Tazacorte, wie auch Argual und die Caldera de Taburiente, gehörte zu den fruchtbarsten Teilen der Insel und man begann, Zuckerrohr anzubauen. An die Zuckerdynastien derer von Monteverde, Massieu und Van Dale erinnern heute noch die erhaltenen und restaurierten Herrenhäuser. Erst ab Mitte des 19. Jhs. stieg man um auf Bananenanbau, und die ertrag-reichsten Plantagen, die bis ins Ortszentrum hineinreichen, liegen in Tazacorte.
Heute hat die Gemeinde ca. 7000 Einwohner und das farbenprächtigste Rathaus der Insel.
Der kleine Ort ist beschaulich und erstreckt sich oberhalb der Avenida de la Constitución. Von der Promenade aus blickt man über die Bananenplantagen aufs Meer.

Hafen von Tazacorte
|

Puerto de Tazacorte
Sehenswertes:
Iglesia de San Miguel: Noch im 15. Jh. wurde nach der spanischen Eroberung diese Kapelle errichtet, die aber die Laufe der Zeit immer wieder umgestaltet wurde.

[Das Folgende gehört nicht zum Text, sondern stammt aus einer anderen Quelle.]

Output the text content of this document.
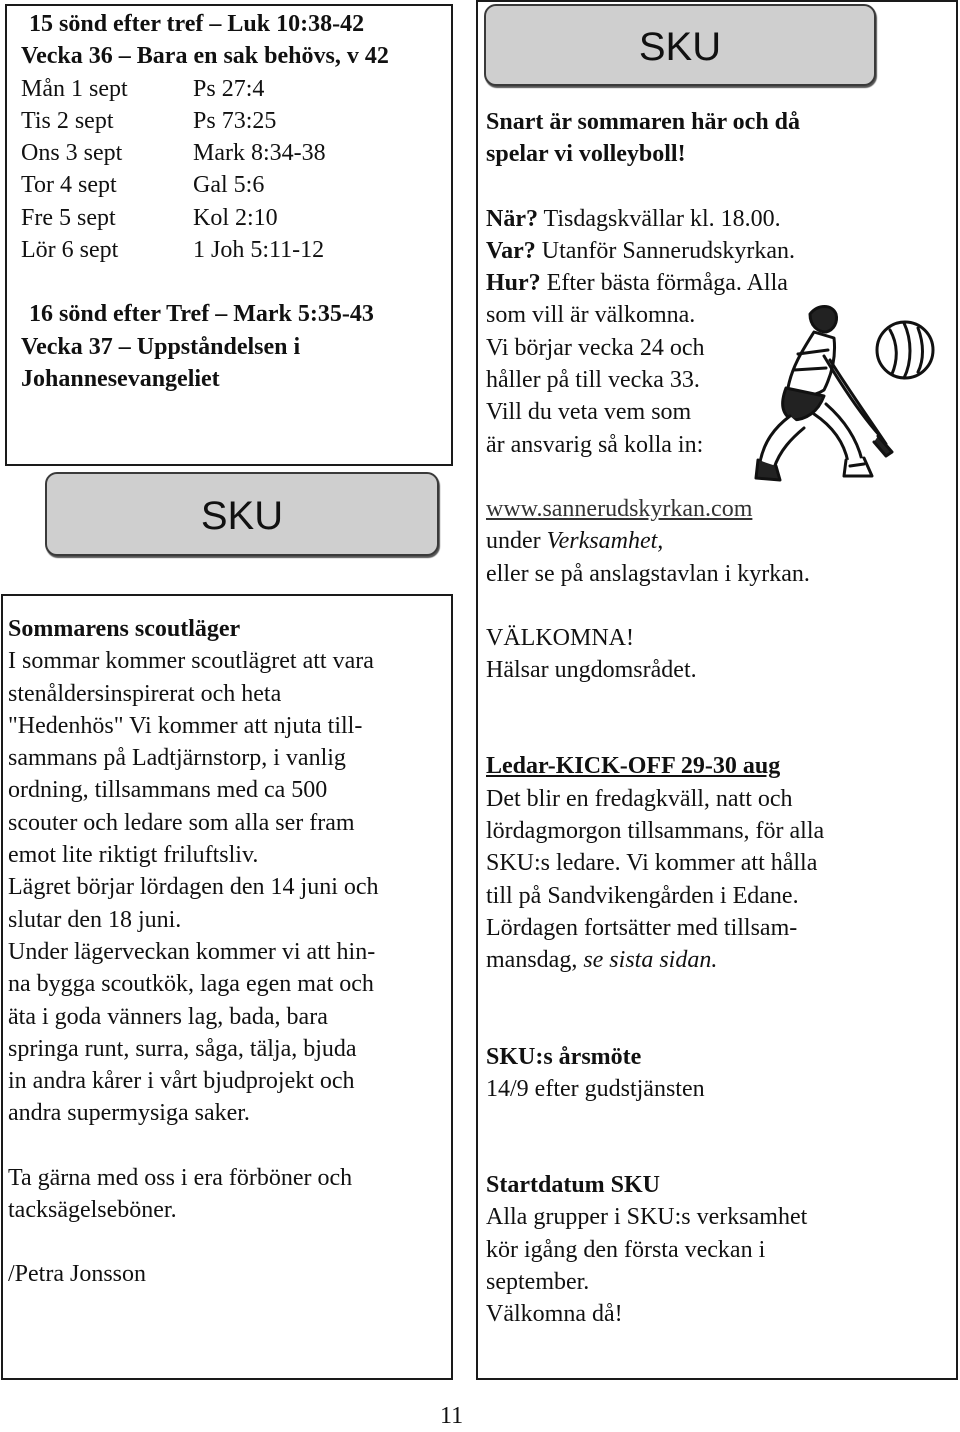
15 sönd efter tref – Luk 10:38-42
Vecka 36 – Bara en sak behövs, v 42
Mån 1 sept	Ps 27:4
Tis 2 sept	Ps 73:25
Ons 3 sept	Mark 8:34-38
Tor 4 sept	Gal 5:6
Fre 5 sept	Kol 2:10
Lör 6 sept	1 Joh 5:11-12
16 sönd efter Tref – Mark 5:35-43
Vecka 37 – Uppståndelsen i
Johannesevangeliet
SKU
Sommarens scoutläger
I sommar kommer scoutlägret att vara
stenåldersinspirerat och heta
"Hedenhös" Vi kommer att njuta till-
sammans på Ladtjärnstorp, i vanlig
ordning, tillsammans med ca 500
scouter och ledare som alla ser fram
emot lite riktigt friluftsliv.
Lägret börjar lördagen den 14 juni och
slutar den 18 juni.
Under lägerveckan kommer vi att hin-
na bygga scoutkök, laga egen mat och
äta i goda vänners lag, bada, bara
springa runt, surra, såga, tälja, bjuda
in andra kårer i vårt bjudprojekt och
andra supermysiga saker.
Ta gärna med oss i era förböner och
tacksägelseböner.
/Petra Jonsson
SKU
Snart är sommaren här och då
spelar vi volleyboll!
När? Tisdagskvällar kl. 18.00.
Var? Utanför Sannerudskyrkan.
Hur? Efter bästa förmåga. Alla
som vill är välkomna.
Vi börjar vecka 24 och
håller på till vecka 33.
Vill du veta vem som
är ansvarig så kolla in:
www.sannerudskyrkan.com
under Verksamhet,
eller se på anslagstavlan i kyrkan.
VÄLKOMNA!
Hälsar ungdomsrådet.
Ledar-KICK-OFF 29-30 aug
Det blir en fredagkväll, natt och
lördagmorgon tillsammans, för alla
SKU:s ledare. Vi kommer att hålla
till på Sandvikengården i Edane.
Lördagen fortsätter med tillsam-
mansdag, se sista sidan.
SKU:s årsmöte
14/9 efter gudstjänsten
Startdatum SKU
Alla grupper i SKU:s verksamhet
kör igång den första veckan i
september.
Välkomna då!
11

Besonders schön ist vor der Kirche die Plaza mit dem Laubengang. Steinbänke aus bunten Kacheln, umrankt von Bougainvillea in allen Rottönen laden zum Verweilen ein.
Casa Van Dale: Aufwendig restaurierter Landsitz unterhalb des Ortskerns, der heute für wechselnde Ausstellungen genutzt wird. Gegenüber steht das Herrenhaus Casa Monteverde.
Puerto de Tazacorte: Der Weg vom Ortskern hinunter zum Haufen dauert ca. 30 Min.. Von hier aus starten -mehrmals täglich- Bootsausflüge zu der Cueva Bonita und zu den Lieblingsgründen der Delfine.
Geht man weiter über die Strandpromenade kommt man zu dem bunt gestrichenen Ort mit vielen Restaurants direkt am Wasser, von denen man den Sonnenuntergang beobachten kann.
Iglesia Nuestra Señora de las Angustias: Wunderschöne kleine Kapelle inmitten von Bananenplantagen auf dem
Weg nach Tijarafe mit einem schmuckvollen Barockaltar und einer Bildhauerarbeit aus dem 16. Jh., die den Erzengel Michael darstellt.